After September 11, the US authorities cancelled flights, so companies that relied on moving staff to an office in another city had to rethink their disaster recovery plans.

According to Mr Kuijpers at PA Consulting, IT departments sometimes focus on technical data recovery without linking this to wider business continuity planning.

This includes access to back-up buildings, telecommunications and transport arrangements: even a false alarm, such as a security alert on a public transport system, could make it impossible to move staff any distance for several hours.

Full business continuity planning also means planning for the human consequences of an incident, including loss of life.

Succession planning is vital: even the best technology solutions will be of little or no use if the chain of command is broken.
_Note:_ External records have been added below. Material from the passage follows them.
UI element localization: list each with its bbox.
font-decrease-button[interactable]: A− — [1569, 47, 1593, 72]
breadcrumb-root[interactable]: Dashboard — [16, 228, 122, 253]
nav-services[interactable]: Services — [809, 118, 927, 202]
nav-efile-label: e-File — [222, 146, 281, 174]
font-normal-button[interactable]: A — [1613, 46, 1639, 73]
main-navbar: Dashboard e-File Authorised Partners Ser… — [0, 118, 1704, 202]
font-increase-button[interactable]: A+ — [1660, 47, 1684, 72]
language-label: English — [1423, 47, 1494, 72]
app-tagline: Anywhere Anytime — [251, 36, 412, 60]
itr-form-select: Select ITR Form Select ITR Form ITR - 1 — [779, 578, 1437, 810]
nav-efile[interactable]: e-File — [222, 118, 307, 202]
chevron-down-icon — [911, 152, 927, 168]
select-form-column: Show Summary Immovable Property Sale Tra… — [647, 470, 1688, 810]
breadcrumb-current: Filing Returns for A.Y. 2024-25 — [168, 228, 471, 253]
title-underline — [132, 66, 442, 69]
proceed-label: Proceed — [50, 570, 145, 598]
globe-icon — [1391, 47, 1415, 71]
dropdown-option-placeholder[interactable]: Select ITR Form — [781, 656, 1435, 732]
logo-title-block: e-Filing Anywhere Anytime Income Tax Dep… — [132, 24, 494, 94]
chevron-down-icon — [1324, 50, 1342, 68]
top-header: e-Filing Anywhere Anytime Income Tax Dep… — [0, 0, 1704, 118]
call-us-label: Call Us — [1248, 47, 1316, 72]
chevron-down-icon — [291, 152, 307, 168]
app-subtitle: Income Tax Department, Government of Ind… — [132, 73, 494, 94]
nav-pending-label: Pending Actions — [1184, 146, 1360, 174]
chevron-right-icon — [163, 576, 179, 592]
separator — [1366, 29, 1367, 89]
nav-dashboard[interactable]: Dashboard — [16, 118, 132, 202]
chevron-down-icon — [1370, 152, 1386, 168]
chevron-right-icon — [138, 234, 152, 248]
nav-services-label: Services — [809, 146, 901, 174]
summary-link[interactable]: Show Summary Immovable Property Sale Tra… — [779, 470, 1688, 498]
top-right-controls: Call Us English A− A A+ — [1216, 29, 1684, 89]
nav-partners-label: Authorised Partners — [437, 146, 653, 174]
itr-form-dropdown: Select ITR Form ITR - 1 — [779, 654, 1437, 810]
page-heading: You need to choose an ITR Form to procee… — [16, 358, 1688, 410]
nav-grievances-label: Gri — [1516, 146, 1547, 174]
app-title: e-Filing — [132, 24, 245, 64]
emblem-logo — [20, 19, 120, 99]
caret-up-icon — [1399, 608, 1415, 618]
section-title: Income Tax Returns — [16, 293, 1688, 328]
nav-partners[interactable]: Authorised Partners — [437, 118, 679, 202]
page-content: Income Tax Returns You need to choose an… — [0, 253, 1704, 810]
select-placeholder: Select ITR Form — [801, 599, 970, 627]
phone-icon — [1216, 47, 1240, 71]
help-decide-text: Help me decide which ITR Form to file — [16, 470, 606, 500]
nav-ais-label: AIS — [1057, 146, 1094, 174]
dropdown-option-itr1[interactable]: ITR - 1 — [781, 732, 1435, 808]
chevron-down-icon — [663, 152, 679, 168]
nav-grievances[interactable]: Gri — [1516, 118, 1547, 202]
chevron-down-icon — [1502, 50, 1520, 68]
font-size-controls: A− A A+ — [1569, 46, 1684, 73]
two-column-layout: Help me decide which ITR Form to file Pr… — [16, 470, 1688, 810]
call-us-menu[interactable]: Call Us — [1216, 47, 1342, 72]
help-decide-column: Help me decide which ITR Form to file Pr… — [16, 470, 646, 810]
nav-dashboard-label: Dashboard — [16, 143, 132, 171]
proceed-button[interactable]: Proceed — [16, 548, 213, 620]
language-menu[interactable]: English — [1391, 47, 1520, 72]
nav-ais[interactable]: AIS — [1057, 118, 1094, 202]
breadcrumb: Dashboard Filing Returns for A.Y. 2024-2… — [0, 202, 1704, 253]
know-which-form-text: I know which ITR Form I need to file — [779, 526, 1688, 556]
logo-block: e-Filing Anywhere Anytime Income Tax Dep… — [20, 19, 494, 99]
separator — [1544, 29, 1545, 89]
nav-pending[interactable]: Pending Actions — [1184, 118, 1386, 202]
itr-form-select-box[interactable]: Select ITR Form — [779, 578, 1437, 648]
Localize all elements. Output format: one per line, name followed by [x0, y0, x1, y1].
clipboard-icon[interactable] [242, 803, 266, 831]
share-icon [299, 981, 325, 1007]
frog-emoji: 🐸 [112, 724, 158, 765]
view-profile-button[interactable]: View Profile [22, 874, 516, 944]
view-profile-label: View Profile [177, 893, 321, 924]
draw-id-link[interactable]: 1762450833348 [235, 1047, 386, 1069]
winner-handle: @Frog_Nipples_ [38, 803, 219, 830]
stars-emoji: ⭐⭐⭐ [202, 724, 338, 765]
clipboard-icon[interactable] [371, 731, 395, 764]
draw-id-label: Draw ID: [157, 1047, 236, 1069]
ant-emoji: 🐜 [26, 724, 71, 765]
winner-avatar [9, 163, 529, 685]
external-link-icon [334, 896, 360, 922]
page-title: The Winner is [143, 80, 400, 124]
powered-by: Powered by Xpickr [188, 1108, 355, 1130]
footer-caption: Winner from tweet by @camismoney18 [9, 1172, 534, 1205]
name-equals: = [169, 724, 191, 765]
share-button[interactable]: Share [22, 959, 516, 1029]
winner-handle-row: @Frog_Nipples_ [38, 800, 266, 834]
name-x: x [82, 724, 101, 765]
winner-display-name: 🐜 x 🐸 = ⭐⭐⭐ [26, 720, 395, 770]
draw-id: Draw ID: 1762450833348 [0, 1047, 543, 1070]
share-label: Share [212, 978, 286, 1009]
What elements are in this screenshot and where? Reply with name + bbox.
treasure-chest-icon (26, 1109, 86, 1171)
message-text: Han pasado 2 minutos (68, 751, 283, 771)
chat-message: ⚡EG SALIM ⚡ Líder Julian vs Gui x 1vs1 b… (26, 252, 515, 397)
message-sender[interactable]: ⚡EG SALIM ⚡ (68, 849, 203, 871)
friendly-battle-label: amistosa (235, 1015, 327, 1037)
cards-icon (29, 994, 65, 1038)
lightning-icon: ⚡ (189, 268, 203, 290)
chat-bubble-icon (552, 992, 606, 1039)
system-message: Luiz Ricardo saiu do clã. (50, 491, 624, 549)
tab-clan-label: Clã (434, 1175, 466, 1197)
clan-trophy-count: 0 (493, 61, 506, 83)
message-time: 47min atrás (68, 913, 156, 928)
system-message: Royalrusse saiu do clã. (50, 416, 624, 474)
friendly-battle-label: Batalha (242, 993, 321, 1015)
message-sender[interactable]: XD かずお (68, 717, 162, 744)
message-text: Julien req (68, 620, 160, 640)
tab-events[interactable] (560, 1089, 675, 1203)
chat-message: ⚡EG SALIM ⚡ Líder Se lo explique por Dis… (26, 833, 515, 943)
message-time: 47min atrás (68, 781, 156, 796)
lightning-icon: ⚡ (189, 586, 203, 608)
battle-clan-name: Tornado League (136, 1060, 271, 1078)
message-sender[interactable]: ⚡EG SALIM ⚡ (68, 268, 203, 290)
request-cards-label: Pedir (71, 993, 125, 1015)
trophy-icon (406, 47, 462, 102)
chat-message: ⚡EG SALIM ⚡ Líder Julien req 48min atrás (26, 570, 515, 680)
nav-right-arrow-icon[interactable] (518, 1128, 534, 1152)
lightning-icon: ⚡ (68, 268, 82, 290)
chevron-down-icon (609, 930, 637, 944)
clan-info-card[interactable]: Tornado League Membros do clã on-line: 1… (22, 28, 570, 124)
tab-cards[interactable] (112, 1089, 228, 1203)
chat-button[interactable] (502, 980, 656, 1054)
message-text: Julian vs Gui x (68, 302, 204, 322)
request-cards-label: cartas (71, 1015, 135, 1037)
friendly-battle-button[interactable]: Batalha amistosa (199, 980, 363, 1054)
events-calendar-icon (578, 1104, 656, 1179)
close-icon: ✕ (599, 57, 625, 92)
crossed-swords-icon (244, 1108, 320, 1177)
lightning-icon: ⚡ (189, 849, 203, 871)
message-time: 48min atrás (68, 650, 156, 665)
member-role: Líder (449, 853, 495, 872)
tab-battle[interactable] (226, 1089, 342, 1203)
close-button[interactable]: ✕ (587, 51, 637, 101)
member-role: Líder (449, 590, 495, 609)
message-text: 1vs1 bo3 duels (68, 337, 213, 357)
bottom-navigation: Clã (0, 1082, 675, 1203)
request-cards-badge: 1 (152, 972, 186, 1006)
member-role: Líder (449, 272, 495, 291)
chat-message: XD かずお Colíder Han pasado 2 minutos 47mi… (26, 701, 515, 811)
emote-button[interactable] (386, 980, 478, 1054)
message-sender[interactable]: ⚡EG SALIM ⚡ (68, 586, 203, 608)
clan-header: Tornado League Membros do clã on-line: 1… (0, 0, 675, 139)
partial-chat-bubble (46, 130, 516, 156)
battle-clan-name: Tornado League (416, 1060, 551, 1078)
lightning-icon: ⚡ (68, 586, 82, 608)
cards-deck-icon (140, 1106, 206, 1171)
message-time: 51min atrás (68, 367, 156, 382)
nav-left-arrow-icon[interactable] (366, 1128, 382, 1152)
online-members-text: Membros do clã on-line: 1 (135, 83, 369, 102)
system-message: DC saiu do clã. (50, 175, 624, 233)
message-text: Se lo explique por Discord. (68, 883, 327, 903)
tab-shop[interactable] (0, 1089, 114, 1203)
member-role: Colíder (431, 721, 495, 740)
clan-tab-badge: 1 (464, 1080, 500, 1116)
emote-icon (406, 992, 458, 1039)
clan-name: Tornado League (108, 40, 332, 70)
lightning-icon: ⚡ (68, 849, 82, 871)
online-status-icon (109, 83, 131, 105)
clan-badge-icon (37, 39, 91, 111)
Back-up communications play a part: in New York, companies found that hand-held wireless devices and text messaging services continued to work even as voice mobile traffic and the internet were disrupted.

But, as IDC, the IT research company, points out, businesses also need to prepare to function with fewer people, whether this is because of casualties or because, as after September 11, transport is disrupted. And, however big or small the event, companies need to take into account how staff will react.

“The way the human being reacts to a disaster varies,” agrees Chris Boorman, European vice-president at Veritas. “When faced with a disaster, the way you react will affect your ability to carry out procedural work. If you have a lot of tasks to do, the human element will make that harder.